Nov 19, 2019
by Barney Blakeney
conNECKtedTOO, the Charleston Rhizome Collective’s TINY Business initiative continues the social activists/artists/educators group’s visionary expedition into using art as a medium to facilitate social change. The TINY Business initiative employs artists and apprentices in a unique approach to presenting how small businesses impact the communities in which they exist.
Gwylene Gallimard explained that the initiative envisions how the arts and culture can engage economic development. That’s a concept I had to get a grip on. As a kid growing up on the Charleston peninsula and in the Accabee community of North Charleston, neighborhood TINY businesses were infused in the activities of my daily life. But I never thought of them as economic engines until my conversation with the Rhizome Collective. Firetag Grocery at the intersection of Reynolds Avenue and Meeting Street Road in North Charleston, Hamilton’s Grocery at the corner of Amherst and Drake streets, Woody’s store
and Jimmie’ the Greek’s store on the peninsula Eastside were family owned businesses that supplied most of the consumer goods we used such as sugar, rice and kerosene. Businesses like Sindab’s Dry Cleaners on Morris Street and Al’s Barber Shop on Columbus Street were fixtures in the community, but I only saw them as providers of services. Pushing me deeper into a conceptual cloud, the collective’s members said even more than economic engines, such businesses were manifestations of a cultural heritage that also
epitomized and legitimized the ongoing struggles of people burdened by racial and class discrimination. The TINY businesses initiative through art and art expressions would bring focus on those roles and their importance in our past and future. That picture became clearer after I talked with some other folks.
Benita Brooks Smalls is the daughter of Benjamin ‘Bennie’ Brooks. In my growing up years Bennie Brooks was one-half of the prominent Brooks brothers’ business empire located on
Morris Street. Albert Brooks was the younger of the two businessmen. The Brooks team perhaps defined Black business during an era when small minority-owned businesses provided Black communities the amenities they couldn’t acquire in the mainstream business community. Their restaurant, motel, real estate office and poolroom provided services on one block of Morris Street unavailable to Blacks in many other parts of the city.

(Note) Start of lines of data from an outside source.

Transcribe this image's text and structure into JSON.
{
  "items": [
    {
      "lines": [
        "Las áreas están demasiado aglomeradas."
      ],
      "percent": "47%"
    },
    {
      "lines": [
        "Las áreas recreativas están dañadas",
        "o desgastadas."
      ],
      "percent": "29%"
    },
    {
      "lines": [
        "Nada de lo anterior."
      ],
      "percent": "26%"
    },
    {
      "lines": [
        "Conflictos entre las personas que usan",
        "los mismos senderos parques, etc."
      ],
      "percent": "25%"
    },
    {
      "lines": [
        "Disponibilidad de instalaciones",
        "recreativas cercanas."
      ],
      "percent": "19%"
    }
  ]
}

Smalls said her father and uncle’s businesses began in the late 1930s with a restaurant in Ansonborough at State and Cumberland streets in the historic district of the peninsula. That restaurant, owned by her father and Uncle Henry Brooks, moved to Morris Street when blacks moved further north on the peninsula to the Radcliffborough and Elliotnborough communities. Albert Brooks joined his two older brothers after returning from WWII. The mini–empire the brothers created eventually would employ scores of others and anchored a business hub that included drugstores, dry cleaners, hat stores and shoe repair shops.
At a time when racial discrimination made black consumers unwelcomed at many mainstream businesses, Black neighborhoods offered the goods and services they needed. They continued in those vital roles until the advent of the Civil rights Movement which ushered in unprecedented integration.
Perrin Middleton, CEO of Community Owned Federal Credit Union located at 117 Spring St. in downtown Charleston, shared some perspectives on the continued role tiny businesses play in neighborhoods. The credit union was founded by Esau Jenkins and a small group of visionaries in 1966 to provide low-income black residents of Johns Island with broader access to financial products and services denied to them by larger financial institutions. Like C.O Federal Credit Union, other TINY businesses still exist in significant numbers, Middleton says, although the racial demographics of many communities have changed. He sees the TINY business initiative as a vehicle that can unite businesses with the residents of the communities they serve. The initiative is identifying businesses and connecting them with each other and consumers in their communities.
It’s a novel approach, Middleton said. Too often residents walk past storefronts never entering or knowing what services they offer. The TINY Business initiative will bring them together, offer an opportunity to match faces with names, collaborate and connect neighborhood residents with goods and services they can use. It’s going to be most interesting to see how the collective uses artists do that.
Businesses have to adapt or die, Middleton said. He thinks a new wave of entrepreneurs understand that basic economic reality and foresees more inclusion and diversity in the urban business environment as a result. The TINY Business initiative is a vehicle that can help them do that, he believes.
Adapt or die. That imperative hauntingly capsulizes the fate of so many tiny businesses that no longer exist. But it also is a mandate for new TINY businesses.